The study is based on data from 4,412 older Americans collected in April and May of this year in a special Internet survey of respondents of the Health and Retirement Study, a nationally representative sample of Americans age 51 and older conducted by the U-M Institute for Social Research (ISR).
"We asked the same older workers what the chances were that they would still be working full time after age 65, and they went up from 47 percent to 57 percent between 2008 and 2009---a very rapid change after a long period of stability," said ISR economist David Weir, director of the Health and Retirement Study. The chances of working past 62 went up from 60 percent to 65 percent.
"This study is the first to show a clear change in work expectations among the same group of older Americans," Weir said. "The findings provide compelling evidence that people have changed their retirement plans as a result of the financial crisis."
"Many older Americans are experiencing the financial crisis more through the housing troubles of their children than through their own difficulties," Weir said. "Nearly 10 percent said someone else in their family had fallen behind on a mortgage."
Weir found that the recession and the resulting financial losses were taking a psychological toll on older Americans as well. Those reporting four or more symptoms of depression---a level consistent with a diagnosis of clinically significant depression --increased from 11 percent before the crisis to 18 percent after the crisis.

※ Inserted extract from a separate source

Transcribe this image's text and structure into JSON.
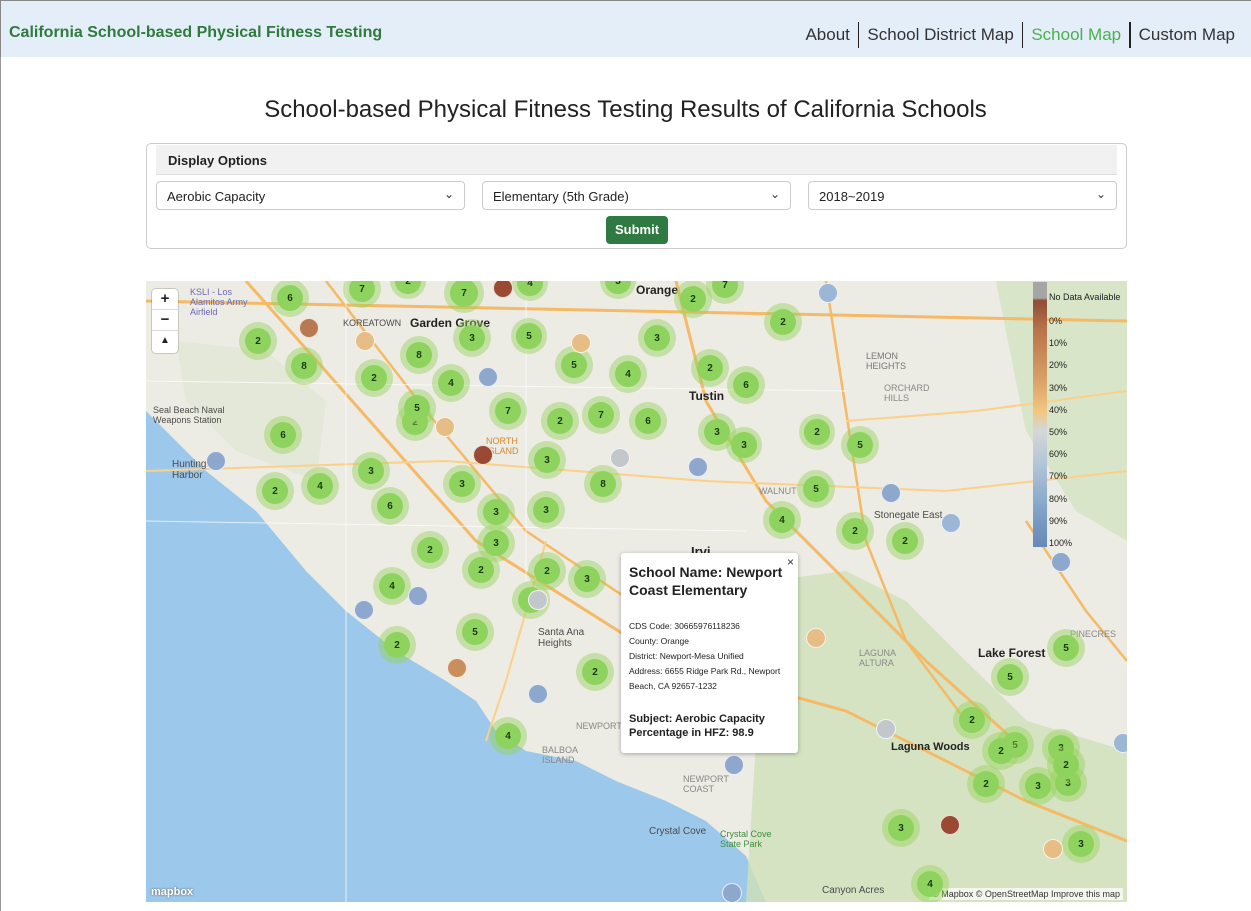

"Anxiety produced by the financial crisis, whether about their own situation, their children's or the nation's, is having an impact on the mental health of older Americans that, if it persists, could have effects on physical health, as well, given what we know about the influence of depression on physical health," he said.
But, Weir said, while older Americans have been affected by the economic crisis that began last fall, and continue to feel the effects, they are coping relatively well.